Updates to plan correction methods
- Effective December 29, 2022, expands the IRS’ Employee Plans Compliance Resolution System (EPCRS) by allowing more errors to be corrected through self-correction, extending applicability to inadvertent IRA errors and exempting certain RMD failures from excise taxes.
- Effective December 29, 2022, limits the degree to which plans may seek to recoup excess retirement plan payments from participants and gives plan sponsors the ability to choose not to recoup overpayments.

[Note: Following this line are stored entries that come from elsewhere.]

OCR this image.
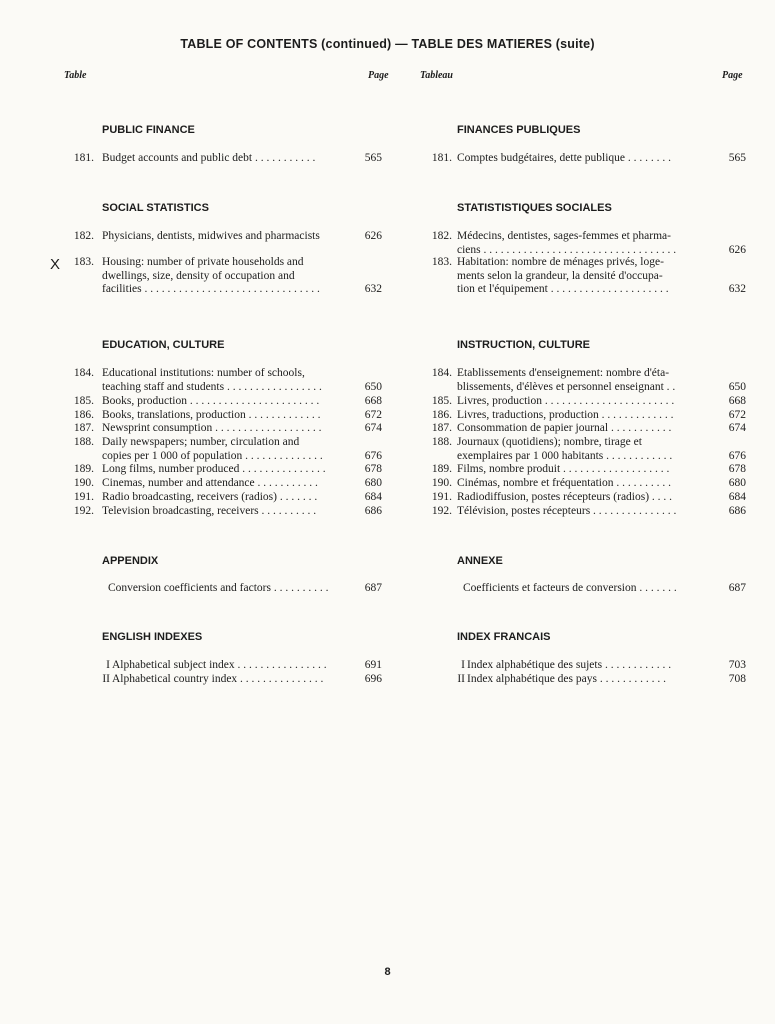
TABLE OF CONTENTS (continued) — TABLE DES MATIERES (suite)
Table	Page	Tableau	Page
PUBLIC FINANCE
181. Budget accounts and public debt . . . . . . . . . . .	565
SOCIAL STATISTICS
182. Physicians, dentists, midwives and pharmacists	626
183. Housing: number of private households and
dwellings, size, density of occupation and
facilities . . . . . . . . . . . . . . . . . . . . . . . . . . . . . . .	632
EDUCATION, CULTURE
184. Educational institutions: number of schools,
teaching staff and students . . . . . . . . . . . . . . . . .	650
185. Books, production . . . . . . . . . . . . . . . . . . . . . . .	668
186. Books, translations, production . . . . . . . . . . . . .	672
187. Newsprint consumption . . . . . . . . . . . . . . . . . . .	674
188. Daily newspapers; number, circulation and
copies per 1 000 of population . . . . . . . . . . . . . .	676
189. Long films, number produced . . . . . . . . . . . . . . .	678
190. Cinemas, number and attendance . . . . . . . . . . .	680
191. Radio broadcasting, receivers (radios) . . . . . . .	684
192. Television broadcasting, receivers . . . . . . . . . .	686
APPENDIX
Conversion coefficients and factors . . . . . . . . . .	687
ENGLISH INDEXES
I Alphabetical subject index . . . . . . . . . . . . . . . .	691
II Alphabetical country index . . . . . . . . . . . . . . .	696
FINANCES PUBLIQUES
181. Comptes budgétaires, dette publique . . . . . . . .	565
STATISTISTIQUES SOCIALES
182. Médecins, dentistes, sages-femmes et pharma-
ciens . . . . . . . . . . . . . . . . . . . . . . . . . . . . . . . . . .	626
183. Habitation: nombre de ménages privés, loge-
ments selon la grandeur, la densité d'occupa-
tion et l'équipement . . . . . . . . . . . . . . . . . . . . .	632
INSTRUCTION, CULTURE
184. Etablissements d'enseignement: nombre d'éta-
blissements, d'élèves et personnel enseignant . .	650
185. Livres, production . . . . . . . . . . . . . . . . . . . . . . .	668
186. Livres, traductions, production . . . . . . . . . . . . .	672
187. Consommation de papier journal . . . . . . . . . . .	674
188. Journaux (quotidiens); nombre, tirage et
exemplaires par 1 000 habitants . . . . . . . . . . . .	676
189. Films, nombre produit . . . . . . . . . . . . . . . . . . .	678
190. Cinémas, nombre et fréquentation . . . . . . . . . .	680
191. Radiodiffusion, postes récepteurs (radios) . . . .	684
192. Télévision, postes récepteurs . . . . . . . . . . . . . . .	686
ANNEXE
Coefficients et facteurs de conversion . . . . . . .	687
INDEX FRANCAIS
I Index alphabétique des sujets . . . . . . . . . . . .	703
II Index alphabétique des pays . . . . . . . . . . . .	708
X
8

- Effective January 1, 2024, allows for correction of reasonable errors in administration of automatic enrollment and automatic escalation within 9½ months after the end of the plan year in which the mistakes occurred (alleviating concern over the existing safe harbor correction method under EPCRS that expires December 31, 2023).
This list is not exhaustive. The full text of SECURE 2.0, including provisions that affect pension and cash-balance plans, may be found on pages 2046-2404 of the omnibus Consolidated Appropriations Act of 2023. The Senate Financial Committee’s 19-page summary of SECURE 2.0 may be found here.
For retirement plan sponsors, the question is not whether SECURE 2.0 impacts them, it’s which of the more than 90 provisions apply to them and when do they take effect. Determining the portions of the law relevant to each plan’s unique situation is the first step in building a comprehensive plan of action that will keep employers in compliance with minimal disruption to participants and administrative teams.
Andy Adams is founder and principal of Strategic Benefits Advisors and Lynn Bullard is principal of Strategic Benefits Advisors.